Proc Natl Acad Sci U S A. 1989 Jul;86(14):5395-9. doi: 10.1073/pnas.86.14.5395.
We have identified the mouse Mos-encoded protein product, p39mos, in maturing mouse oocytes and have shown that it is indistinguishable from the product expressed in Mos-transformed NIH 3T3 cells. p39mos is detected in oocytes arrested in the first meiotic prophase, during germinal-vesicle breakdown, metaphase I, anaphase I, and in ovulated eggs. We show that microinjection of three different Mos antisense (but not sense) oligodeoxyribonucleotides into germinal vesicle-stage oocytes prevents first polar-body emission and therefore interrupted the normal progression of meiosis. These results show that in mouse oocytes, as in the amphibian Xenopus [Sagata, N., Oskarsson, M., Copeland, T., Brumbaugh, J. & Vande Woude, G.F. (1988) Nature (London) 335, 519-525], the product of Mos is necessary for normal meiotic maturation.
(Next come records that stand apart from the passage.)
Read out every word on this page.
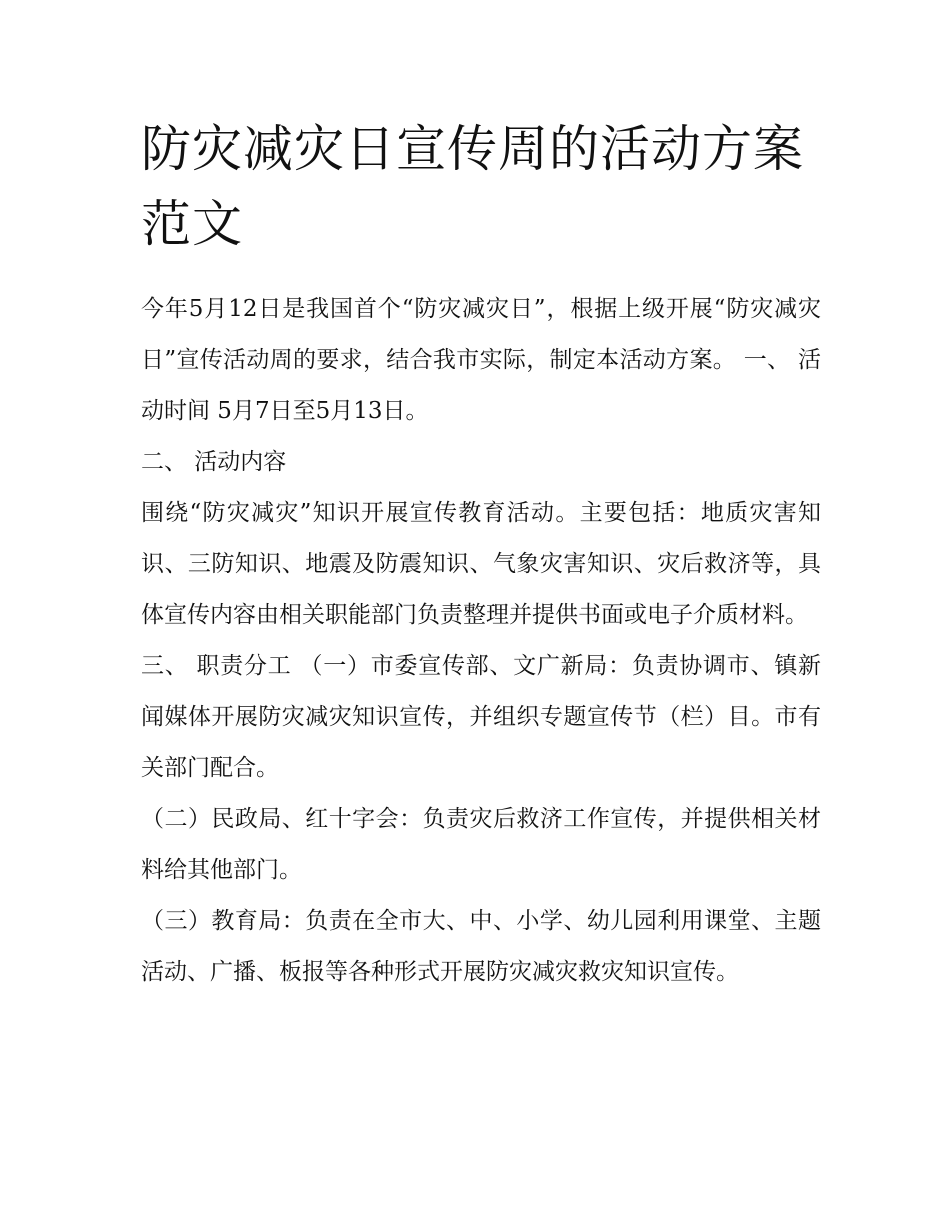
防灾减灾日宣传周的活动方案范文

今年5月12日是我国首个“防灾减灾日”，根据上级开展“防灾减灾日”宣传活动周的要求，结合我市实际，制定本活动方案。 一、 活动时间 5月7日至5月13日。

二、 活动内容

围绕“防灾减灾”知识开展宣传教育活动。主要包括：地质灾害知识、三防知识、地震及防震知识、气象灾害知识、灾后救济等，具体宣传内容由相关职能部门负责整理并提供书面或电子介质材料。

三、 职责分工 （一）市委宣传部、文广新局：负责协调市、镇新闻媒体开展防灾减灾知识宣传，并组织专题宣传节（栏）目。市有关部门配合。

（二）民政局、红十字会：负责灾后救济工作宣传，并提供相关材料给其他部门。

（三）教育局：负责在全市大、中、小学、幼儿园利用课堂、主题活动、广播、板报等各种形式开展防灾减灾救灾知识宣传。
我们已在成熟的小鼠卵母细胞中鉴定出小鼠Mos编码的蛋白产物p39mos,并表明它与在Mos转化的NIH 3T3细胞中表达的产物没有区别。在第一次减数分裂前期停滞的卵母细胞、生发泡破裂期、中期I、后期I以及排卵后的卵子中均检测到p39mos。我们发现,将三种不同的Mos反义(而非正义)寡脱氧核糖核苷酸显微注射到生发泡期卵母细胞中可阻止第一极体排出,从而中断减数分裂的正常进程。这些结果表明,在小鼠卵母细胞中,如同在两栖动物非洲爪蟾中一样[相田,N.,奥斯卡松,M.,科普兰,T.,布伦博,J. & 范德伍德,G.F.(1988年)《自然》(伦敦)335卷,519 - 525页],Mos的产物对于正常的减数分裂成熟是必需的。